Suffolk running club draws Strava reindeer and sleigh

Reindeer map Image copyright Neal Hardwick/Strava
Image caption The route's creator Neal Hardwick said he found a roundabout for Rudolph's nose, and worked from there

Runners are taking to the streets - and "a bit of mud" - to cover a 10-mile (16km) route in the shape of a virtual reindeer and sleigh.

Kesgrave Kruisers, based in Suffolk, used exercise and route-sharing app Strava to create the image on a map.

Neal Hardwick from the group spent two hours designing the Rudolph-inspired route, finished by more than 80 people and a dog in two sets of runs so far.

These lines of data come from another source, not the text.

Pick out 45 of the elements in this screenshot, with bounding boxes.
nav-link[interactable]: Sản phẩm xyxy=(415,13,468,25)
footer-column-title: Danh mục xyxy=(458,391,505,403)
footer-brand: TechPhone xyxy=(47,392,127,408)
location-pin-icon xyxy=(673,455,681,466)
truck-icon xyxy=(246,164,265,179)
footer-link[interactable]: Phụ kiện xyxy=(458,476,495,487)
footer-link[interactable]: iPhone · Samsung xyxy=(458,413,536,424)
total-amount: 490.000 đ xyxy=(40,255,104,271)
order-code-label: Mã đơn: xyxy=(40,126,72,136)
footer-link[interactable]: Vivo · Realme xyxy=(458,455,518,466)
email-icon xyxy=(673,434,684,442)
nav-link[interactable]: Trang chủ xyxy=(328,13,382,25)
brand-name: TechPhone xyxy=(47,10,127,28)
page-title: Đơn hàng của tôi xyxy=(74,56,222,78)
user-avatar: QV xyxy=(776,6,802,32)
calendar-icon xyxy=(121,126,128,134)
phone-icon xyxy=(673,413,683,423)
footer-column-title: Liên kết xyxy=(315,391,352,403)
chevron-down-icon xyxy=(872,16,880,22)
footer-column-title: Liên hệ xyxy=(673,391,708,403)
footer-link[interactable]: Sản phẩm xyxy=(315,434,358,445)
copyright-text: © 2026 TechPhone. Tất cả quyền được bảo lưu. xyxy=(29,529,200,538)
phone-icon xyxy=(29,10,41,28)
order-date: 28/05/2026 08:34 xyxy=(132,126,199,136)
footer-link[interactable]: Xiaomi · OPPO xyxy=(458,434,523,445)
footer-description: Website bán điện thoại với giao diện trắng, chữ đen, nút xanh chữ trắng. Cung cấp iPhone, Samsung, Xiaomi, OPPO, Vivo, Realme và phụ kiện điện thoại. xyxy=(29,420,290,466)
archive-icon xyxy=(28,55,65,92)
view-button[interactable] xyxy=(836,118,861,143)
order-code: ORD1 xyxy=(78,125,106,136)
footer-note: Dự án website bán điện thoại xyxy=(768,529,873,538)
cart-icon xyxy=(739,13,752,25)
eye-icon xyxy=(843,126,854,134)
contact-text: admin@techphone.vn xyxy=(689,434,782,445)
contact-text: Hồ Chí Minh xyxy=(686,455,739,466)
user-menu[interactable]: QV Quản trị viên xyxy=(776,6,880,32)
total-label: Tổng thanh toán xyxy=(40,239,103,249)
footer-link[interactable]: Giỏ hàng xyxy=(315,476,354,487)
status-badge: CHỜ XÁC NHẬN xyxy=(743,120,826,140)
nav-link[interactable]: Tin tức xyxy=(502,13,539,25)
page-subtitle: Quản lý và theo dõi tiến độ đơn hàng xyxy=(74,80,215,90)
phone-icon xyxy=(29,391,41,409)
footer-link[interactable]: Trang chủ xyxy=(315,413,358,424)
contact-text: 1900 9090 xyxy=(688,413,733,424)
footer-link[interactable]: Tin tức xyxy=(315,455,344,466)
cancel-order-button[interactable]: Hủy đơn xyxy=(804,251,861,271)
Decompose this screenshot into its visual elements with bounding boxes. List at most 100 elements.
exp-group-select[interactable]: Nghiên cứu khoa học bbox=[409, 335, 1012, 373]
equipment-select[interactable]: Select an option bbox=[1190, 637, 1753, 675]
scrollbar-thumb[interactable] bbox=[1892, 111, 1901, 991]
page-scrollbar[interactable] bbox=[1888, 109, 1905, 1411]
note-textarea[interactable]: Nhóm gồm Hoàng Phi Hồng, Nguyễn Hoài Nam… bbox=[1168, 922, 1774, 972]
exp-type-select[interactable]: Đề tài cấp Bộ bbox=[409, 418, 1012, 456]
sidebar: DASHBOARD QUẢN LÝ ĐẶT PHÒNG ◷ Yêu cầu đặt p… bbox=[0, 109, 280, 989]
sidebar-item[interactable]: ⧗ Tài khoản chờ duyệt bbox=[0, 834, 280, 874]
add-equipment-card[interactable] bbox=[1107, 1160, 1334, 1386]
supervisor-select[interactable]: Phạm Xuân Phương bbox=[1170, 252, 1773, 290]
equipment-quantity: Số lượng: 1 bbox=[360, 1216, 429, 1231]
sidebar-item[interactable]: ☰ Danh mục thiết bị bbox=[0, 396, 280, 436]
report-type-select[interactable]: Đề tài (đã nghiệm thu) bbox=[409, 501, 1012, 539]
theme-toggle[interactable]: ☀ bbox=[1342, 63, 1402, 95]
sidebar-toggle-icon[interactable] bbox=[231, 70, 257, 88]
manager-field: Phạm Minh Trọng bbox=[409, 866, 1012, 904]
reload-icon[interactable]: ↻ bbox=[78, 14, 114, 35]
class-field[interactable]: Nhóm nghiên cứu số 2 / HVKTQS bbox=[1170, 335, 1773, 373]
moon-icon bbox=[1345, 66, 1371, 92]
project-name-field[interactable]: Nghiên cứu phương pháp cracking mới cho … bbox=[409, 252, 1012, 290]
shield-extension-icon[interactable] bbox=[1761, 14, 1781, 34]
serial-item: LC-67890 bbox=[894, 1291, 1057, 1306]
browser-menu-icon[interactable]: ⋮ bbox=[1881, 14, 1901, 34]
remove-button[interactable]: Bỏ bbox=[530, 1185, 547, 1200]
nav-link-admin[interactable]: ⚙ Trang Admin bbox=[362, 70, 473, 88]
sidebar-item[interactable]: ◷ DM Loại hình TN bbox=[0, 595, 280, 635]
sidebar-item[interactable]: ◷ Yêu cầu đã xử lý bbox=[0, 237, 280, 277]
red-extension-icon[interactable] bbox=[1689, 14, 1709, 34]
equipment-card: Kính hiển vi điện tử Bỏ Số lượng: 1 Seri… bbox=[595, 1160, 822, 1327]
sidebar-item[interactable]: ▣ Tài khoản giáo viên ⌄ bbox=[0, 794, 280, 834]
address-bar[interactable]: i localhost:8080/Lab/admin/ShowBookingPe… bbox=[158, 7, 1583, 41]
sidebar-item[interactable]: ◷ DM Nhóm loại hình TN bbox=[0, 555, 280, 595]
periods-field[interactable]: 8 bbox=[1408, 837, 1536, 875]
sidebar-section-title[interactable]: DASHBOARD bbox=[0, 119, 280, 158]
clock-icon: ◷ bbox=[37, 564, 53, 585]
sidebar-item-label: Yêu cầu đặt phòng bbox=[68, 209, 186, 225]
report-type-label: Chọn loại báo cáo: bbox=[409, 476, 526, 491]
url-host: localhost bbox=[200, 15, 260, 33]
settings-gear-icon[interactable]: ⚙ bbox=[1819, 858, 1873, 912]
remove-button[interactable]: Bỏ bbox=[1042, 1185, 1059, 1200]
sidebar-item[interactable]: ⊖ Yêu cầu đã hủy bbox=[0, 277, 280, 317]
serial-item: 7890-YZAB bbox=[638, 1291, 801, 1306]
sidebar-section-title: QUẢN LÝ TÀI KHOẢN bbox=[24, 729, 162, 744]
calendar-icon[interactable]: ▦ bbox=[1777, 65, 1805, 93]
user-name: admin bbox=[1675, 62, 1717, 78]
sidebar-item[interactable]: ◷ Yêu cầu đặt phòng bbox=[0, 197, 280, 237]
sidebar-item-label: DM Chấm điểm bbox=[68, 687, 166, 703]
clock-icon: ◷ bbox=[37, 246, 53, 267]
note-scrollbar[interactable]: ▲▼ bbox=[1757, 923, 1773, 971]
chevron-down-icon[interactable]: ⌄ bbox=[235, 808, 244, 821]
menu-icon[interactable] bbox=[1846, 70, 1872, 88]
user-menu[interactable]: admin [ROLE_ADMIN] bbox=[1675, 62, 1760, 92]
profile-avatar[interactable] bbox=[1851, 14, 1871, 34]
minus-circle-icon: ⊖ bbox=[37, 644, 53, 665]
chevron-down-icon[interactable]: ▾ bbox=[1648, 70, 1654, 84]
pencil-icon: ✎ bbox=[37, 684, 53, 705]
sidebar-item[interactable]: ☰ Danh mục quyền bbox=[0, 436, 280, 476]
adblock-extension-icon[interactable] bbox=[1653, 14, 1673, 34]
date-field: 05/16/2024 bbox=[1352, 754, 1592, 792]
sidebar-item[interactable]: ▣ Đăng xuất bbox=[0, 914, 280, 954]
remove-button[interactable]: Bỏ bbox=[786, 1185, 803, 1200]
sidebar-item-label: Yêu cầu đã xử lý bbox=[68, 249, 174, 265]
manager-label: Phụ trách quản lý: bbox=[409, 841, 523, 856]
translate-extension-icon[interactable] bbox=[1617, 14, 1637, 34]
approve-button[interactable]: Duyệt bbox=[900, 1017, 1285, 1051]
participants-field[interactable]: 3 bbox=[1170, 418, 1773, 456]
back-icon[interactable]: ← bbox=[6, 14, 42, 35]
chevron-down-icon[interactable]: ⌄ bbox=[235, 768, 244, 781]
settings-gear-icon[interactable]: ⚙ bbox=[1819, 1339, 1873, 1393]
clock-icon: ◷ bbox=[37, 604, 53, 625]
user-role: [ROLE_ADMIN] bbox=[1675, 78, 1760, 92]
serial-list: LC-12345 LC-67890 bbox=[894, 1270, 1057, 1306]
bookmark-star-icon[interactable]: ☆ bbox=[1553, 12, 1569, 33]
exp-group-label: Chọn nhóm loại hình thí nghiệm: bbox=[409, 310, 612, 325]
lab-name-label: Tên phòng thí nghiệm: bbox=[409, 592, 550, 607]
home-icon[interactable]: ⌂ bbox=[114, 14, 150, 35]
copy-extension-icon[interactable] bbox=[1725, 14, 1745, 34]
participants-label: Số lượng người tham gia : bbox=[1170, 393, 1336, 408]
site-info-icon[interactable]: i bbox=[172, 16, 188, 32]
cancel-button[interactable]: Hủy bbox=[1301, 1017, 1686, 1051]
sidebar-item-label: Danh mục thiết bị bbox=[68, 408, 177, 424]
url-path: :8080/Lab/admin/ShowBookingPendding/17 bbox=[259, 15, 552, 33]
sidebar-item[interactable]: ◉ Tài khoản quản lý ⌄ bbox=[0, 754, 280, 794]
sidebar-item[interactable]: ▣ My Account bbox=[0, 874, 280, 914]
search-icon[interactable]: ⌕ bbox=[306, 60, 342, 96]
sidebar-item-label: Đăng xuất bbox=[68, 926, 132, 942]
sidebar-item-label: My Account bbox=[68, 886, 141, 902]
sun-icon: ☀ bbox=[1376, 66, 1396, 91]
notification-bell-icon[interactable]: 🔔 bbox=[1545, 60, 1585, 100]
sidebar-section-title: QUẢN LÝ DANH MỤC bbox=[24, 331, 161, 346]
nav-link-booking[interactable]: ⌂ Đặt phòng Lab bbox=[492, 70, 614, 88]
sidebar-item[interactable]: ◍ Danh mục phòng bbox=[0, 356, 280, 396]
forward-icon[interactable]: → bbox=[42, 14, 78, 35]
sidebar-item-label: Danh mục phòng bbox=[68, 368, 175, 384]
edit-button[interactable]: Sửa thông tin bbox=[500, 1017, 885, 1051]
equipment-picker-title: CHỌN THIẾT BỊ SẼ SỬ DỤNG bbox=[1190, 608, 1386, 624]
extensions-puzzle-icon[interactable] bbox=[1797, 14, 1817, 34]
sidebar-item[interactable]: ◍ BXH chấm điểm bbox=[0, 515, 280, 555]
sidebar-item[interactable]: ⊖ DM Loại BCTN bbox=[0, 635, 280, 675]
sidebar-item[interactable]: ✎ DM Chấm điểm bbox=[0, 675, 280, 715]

About 100 club runners are expected to have completed it by Christmas.

Mr Hardwick first ran part of the route last year, using it as an image on his family Christmas cards, and extended it by adding a sleigh this year.

Image copyright Kerry Watson
Image caption Neal Hardwick designed the route using the app Strava

"When I was planning it, I saw a roundabout and I thought of using it as Rudolph's nose," said the 41-year-old IT worker from Kesgrave, near Ipswich.

"Then I worked backwards to find roads that could be his legs, his antlers and so on."

The reindeer part of the run covers 4.5 miles (7.25km), with a further 5.5 miles (8.85km) needed to complete the sleigh, "which was a bit muddy".

Image copyright Kesgrave Kruisers
Image caption Twenty-two runners and a dog completed the first run, with 60 following in their footsteps in a second set of runs on Thursday

It takes about two hours at an even pace, allowing runners at different speeds to join in.

Mr Hardwick has also run a route in the shape of a Santa face, and is already looking for designs for next Christmas.

"I'm not remotely artistic," he said, explaining where he gets his inspiration. "I can't draw - I just do it through sheer perseverance."

Image copyright Strava/Neal Hardwick
Image caption Neal Hardwick ran this 15.5-mile Santa design on his own

Earlier this month, a cyclist created a virtual reindeer on the streets of London after completing a 79-mile route, plotted out on an online map.

Anthony Hoyte, from Cheltenham, also cycled to create the outline of a snowman in 2017, and last year he made a picture of Father Christmas.